Já o tinha sido na primavera passada. A preservação da saúde de todos os operadores judiciários e dos particulares que recorrem aos tribunais tem de ser a prioridade das prioridades. Deixando de fora da suspensão aquilo que disser respeito a processos urgentes, a paragem, a desobrigação de ir a tribunal, consagração de uso de plataformas digitais para a realização de vários atos processuais são medidas certas. 

Isto dito, impõe-se perguntar relativamente aos tribunais o mesmo que, e bem, perguntamos sobre o Serviço Nacional de Saúde: face ao que aconteceu em março e face à previsão da dimensão da segunda vaga, o Governo preparou os tribunais para uma nova fase de quase paragem? A resposta é não. Aponto duas demonstrações de que assim foi.

A primeira é a de que se mantêm todas as insuficiências de segurança sanitária dos funcionários judiciais. Eles/as são quem, nos tribunais, está mais exposto ao contágio pela falta de programação de atividade que assuma o teletrabalho como regra. Isso tinha ficado claro na primavera. Mudou alguma coisa de então para cá? Não, não mudou. É absolutamente inconcebível que persistam agora as mesmas falsas justificações para criar exceções à regra do teletrabalho. E é igualmente fundamental que aqueles funcionários que garantem os serviços presenciais (diligências, atendimento, serviço externo) sejam considerados como funcionários essenciais para efeitos de vacinação.

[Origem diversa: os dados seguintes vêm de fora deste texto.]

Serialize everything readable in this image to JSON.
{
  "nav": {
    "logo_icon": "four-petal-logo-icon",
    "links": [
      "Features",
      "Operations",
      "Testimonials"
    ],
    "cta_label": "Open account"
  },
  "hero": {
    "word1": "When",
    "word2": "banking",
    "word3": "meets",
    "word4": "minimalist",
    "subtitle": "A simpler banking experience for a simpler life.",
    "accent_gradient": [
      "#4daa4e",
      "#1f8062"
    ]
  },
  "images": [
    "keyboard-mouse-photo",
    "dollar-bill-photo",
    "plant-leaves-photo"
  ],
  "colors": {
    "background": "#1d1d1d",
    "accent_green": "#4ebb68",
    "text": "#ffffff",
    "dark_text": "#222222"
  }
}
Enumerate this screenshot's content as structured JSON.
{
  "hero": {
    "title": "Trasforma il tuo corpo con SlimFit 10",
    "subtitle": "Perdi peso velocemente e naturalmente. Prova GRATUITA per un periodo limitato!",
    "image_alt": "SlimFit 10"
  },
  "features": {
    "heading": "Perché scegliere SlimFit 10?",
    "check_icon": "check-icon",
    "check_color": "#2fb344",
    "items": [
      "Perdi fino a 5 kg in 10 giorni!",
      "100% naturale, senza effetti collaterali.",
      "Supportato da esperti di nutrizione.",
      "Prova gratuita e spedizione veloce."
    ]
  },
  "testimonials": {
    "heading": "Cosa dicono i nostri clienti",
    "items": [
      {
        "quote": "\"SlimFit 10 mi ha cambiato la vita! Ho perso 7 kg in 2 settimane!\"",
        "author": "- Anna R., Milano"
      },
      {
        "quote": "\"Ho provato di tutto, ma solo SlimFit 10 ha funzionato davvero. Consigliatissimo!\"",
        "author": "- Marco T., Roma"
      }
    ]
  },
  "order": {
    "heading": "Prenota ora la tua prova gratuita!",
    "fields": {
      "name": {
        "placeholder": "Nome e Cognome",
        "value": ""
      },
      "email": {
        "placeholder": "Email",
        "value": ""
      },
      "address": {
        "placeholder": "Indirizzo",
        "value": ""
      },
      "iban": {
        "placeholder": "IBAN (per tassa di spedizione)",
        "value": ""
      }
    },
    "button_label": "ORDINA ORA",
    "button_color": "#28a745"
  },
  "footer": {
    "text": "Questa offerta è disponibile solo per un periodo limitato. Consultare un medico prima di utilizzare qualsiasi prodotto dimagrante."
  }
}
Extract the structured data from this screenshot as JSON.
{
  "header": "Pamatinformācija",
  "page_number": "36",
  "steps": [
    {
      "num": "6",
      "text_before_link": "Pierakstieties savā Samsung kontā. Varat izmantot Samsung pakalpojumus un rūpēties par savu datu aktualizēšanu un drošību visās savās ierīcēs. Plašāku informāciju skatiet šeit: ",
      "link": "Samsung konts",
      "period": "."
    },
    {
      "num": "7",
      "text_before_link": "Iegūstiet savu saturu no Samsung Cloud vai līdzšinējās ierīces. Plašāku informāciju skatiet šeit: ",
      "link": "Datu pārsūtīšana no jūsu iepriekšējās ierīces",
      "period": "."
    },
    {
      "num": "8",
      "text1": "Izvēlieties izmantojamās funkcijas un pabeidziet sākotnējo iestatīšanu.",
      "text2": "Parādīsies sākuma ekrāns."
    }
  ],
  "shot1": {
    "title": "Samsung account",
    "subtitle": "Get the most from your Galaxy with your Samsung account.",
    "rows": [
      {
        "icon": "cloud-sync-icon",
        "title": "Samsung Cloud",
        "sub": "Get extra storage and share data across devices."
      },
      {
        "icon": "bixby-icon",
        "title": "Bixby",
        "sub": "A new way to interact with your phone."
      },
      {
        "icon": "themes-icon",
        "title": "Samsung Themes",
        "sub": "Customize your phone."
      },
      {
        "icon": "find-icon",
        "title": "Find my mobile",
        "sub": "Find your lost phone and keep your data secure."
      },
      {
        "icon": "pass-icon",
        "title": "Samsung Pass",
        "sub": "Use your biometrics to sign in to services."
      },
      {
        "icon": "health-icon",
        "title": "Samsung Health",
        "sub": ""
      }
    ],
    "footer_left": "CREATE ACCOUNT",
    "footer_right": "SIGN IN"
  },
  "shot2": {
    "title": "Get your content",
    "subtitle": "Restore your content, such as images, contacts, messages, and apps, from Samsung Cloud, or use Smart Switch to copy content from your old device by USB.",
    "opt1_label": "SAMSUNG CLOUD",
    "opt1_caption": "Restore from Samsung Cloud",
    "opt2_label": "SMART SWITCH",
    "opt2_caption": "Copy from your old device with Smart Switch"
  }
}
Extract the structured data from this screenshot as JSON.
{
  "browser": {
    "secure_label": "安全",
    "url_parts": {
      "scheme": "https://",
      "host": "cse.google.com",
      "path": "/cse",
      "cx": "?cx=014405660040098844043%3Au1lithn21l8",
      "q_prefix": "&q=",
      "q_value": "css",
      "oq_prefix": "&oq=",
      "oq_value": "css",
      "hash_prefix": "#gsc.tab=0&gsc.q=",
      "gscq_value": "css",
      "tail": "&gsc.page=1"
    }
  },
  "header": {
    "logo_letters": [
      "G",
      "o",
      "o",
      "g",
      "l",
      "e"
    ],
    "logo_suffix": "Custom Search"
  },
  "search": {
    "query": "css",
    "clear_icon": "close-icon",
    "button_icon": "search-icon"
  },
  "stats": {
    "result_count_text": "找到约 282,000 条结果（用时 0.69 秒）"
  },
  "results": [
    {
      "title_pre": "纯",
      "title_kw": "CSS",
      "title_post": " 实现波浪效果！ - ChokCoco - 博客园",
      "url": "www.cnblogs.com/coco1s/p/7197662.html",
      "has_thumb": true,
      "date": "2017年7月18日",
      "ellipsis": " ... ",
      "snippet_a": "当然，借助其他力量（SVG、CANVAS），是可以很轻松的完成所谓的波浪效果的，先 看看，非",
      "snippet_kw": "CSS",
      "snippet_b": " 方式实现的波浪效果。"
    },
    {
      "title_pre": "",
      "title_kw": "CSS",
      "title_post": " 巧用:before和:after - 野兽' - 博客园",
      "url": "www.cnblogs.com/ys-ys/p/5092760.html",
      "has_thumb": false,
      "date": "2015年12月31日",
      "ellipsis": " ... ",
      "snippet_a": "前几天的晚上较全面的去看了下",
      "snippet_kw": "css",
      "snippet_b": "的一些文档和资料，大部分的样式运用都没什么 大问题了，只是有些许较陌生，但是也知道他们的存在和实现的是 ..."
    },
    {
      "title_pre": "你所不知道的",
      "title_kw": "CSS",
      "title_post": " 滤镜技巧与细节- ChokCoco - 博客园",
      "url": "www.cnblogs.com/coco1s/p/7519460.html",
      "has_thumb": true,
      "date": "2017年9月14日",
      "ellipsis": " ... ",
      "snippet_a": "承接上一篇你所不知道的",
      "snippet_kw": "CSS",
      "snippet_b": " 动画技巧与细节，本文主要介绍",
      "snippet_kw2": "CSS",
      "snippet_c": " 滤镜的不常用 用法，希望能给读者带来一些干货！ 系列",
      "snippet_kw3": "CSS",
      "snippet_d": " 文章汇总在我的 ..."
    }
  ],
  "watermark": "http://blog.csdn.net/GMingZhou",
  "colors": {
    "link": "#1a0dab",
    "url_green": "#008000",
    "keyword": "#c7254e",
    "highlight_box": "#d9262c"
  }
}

A segunda demonstração de falta de uma estratégia preventiva diz respeito aos advogados, solicitadores e agentes de execução. As medidas agora propostas pelo governo vão significar um regresso aos meses em que um número enorme destes profissionais ficou privado de grande parte do seu rendimento sem que nem o Estado nem o seu sistema previdencial – a CPAS – tivessem adotado medidas e apoio social idênticas às assumidas para os demais trabalhadores independentes. É absolutamente inadmissível que se repita agora a situação de desproteção que se verificou na primavera passada. A CPAS e o Governo têm de garantir que nenhum advogado, solicitador ou agente de execução ficará sem apoio ao seu rendimento neste quadro de regresso a um quase encerramento dos tribunais.